3) On-line Data Mining: In many applications, the data of interest comprises of multiple sequences that
evolve over time. Examples include currency exchange rates, network traffic data, and demographic data
on multiple variables. I developed a fast method to analyze such co-evolving time sequences jointly to
allow (1) estimation/forecasting of missing, delayed, or future values, (2) quantitative data mining,
discovering correlations (with or without lag) among the given sequences, and (3) outlier detection. Our
method, MUSCLES (for MUlti-SequenCe LEast Square), adapts to changing correlations among
sequences over time. It can handle indefinitely long sequences efficiently using an incremental algorithm
and requires only small amount of storage and less I/O operations. To make it scale for a large number
of sequences, I proposed a variation, the Selective MUSCLES method, and an efficient algorithm to
reduce the problem size. Experiments on real datasets showed that MUSCLES outperformed some
popular competitors in prediction accuracy up to 10 times and discovered interesting correlations.
Moreover, Selective MUSCLES scaled up very well for large number of sequences, reducing response
time up to 110 times over MUSCLES and sometimes even improved the prediction quality.
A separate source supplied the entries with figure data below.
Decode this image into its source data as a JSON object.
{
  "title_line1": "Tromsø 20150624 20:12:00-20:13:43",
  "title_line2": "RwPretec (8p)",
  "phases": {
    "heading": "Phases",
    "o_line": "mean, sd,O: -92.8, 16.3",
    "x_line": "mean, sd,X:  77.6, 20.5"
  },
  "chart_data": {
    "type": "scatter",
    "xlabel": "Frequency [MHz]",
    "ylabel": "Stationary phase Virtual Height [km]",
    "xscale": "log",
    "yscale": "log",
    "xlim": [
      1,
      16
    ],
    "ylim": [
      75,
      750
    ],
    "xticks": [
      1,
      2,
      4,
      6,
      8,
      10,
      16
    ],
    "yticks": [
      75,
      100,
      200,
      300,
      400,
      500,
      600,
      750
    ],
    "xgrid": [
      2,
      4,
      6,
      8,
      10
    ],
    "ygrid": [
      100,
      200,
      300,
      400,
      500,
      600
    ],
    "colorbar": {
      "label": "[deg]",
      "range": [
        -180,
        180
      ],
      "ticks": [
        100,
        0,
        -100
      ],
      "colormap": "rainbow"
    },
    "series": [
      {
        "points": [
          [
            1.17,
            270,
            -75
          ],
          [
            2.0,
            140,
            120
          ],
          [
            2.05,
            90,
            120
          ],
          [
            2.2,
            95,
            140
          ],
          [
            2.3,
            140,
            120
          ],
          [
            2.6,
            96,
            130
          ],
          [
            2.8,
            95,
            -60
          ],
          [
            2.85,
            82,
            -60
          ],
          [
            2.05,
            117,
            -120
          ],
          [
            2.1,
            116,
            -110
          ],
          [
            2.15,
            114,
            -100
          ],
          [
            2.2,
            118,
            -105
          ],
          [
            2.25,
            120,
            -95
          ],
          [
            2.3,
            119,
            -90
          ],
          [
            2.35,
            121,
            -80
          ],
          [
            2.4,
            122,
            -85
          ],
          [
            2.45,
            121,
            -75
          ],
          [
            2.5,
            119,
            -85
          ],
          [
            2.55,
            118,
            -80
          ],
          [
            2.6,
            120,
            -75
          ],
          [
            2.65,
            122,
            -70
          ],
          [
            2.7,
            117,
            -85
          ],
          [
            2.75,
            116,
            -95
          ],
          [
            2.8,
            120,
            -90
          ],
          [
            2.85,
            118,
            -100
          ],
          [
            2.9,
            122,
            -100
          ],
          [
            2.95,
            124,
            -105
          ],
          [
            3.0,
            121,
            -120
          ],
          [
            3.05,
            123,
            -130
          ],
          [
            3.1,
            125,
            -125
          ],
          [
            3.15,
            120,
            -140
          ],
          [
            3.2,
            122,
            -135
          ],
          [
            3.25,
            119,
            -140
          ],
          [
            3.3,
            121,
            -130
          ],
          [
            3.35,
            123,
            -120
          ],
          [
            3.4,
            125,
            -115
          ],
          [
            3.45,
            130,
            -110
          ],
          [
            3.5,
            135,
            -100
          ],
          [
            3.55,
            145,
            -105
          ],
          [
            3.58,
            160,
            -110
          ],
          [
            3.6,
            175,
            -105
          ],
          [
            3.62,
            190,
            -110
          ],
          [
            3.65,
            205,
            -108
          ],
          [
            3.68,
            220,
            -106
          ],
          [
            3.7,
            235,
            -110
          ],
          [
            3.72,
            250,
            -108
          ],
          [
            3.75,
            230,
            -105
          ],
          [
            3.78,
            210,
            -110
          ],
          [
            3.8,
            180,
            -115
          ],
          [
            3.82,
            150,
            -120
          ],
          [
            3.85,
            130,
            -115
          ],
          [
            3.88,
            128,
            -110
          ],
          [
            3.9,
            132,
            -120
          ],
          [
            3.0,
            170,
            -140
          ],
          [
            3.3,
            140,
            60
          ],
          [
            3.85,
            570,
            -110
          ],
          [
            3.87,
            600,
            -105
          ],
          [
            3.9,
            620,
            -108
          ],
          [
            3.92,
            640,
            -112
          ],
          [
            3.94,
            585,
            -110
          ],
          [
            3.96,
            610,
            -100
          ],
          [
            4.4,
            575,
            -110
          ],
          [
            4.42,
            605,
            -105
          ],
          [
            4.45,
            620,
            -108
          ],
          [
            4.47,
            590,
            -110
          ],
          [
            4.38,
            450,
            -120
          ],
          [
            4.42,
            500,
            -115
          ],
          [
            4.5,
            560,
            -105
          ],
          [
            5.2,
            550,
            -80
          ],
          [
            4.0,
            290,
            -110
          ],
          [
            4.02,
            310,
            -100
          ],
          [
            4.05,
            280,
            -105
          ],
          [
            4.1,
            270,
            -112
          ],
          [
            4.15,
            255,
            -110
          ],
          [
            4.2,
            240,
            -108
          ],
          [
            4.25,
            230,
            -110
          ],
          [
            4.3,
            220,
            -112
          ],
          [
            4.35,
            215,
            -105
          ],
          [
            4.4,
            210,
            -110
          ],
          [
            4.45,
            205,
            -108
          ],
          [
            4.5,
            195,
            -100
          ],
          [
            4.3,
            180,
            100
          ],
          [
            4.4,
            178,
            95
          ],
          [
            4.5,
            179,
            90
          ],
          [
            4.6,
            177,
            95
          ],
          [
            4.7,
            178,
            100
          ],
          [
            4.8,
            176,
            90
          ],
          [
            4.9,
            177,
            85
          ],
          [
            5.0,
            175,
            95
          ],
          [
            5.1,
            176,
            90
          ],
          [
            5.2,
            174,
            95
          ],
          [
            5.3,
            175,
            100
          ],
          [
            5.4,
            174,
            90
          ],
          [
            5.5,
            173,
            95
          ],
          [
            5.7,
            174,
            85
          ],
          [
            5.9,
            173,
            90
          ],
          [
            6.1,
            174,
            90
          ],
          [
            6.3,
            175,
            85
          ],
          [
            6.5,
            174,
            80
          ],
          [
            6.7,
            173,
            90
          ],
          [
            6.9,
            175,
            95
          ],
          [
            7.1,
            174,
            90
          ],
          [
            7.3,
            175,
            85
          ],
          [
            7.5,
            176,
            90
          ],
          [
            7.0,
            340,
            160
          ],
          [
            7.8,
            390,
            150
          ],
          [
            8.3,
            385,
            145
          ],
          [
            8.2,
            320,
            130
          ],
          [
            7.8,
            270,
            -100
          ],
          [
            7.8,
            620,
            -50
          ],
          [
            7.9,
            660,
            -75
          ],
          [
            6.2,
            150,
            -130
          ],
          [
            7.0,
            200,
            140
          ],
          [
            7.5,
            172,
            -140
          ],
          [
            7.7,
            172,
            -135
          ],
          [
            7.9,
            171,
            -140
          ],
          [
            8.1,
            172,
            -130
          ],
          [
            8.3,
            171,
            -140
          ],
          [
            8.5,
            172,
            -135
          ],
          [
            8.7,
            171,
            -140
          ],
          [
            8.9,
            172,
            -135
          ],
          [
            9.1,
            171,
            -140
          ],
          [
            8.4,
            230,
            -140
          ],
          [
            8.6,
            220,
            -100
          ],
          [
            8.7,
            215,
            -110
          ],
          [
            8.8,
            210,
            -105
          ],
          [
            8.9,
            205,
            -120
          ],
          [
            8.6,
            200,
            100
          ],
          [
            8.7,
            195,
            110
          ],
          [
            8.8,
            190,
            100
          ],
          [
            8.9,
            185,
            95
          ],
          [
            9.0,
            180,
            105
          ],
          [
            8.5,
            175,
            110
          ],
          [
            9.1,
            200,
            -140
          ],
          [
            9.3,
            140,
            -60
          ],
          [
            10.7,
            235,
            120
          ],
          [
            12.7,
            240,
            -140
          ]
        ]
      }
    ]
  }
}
In-Progress and Future work: l plan to work further on the issues in similarity search and data mining
as well as other interesting database problems, including, but not limited to:

Mining time sequences of heterogeneous data types (real, categorical, binary, etc.)
Mining data on the web (stock quotes available from Yahoo!, etc.)
Similarity search for multimedia data (video, audio, etc.) by approximate examples.
Visualization of long time sequences (‘Visualize the correlations among all stocks in NYSE.’)
Classification/clustering of long time sequences (‘Group Internet users by their usage patterns.’)
Database support for forecasting of large-scale, non-linear, chaotic time sequences
Approximate estimation of distributions of datasets for mining and query optimization, using the
state-of-the-art statistical and signal-processing techniques (e.g., wavelets, PCA, fractals)

In the long run, my goal is to design and implement fast, scalable algorithms for information discovery
problems, so that average people connected to the Internet can easily find what they are looking for,
through easy-to-use graphical user interfaces.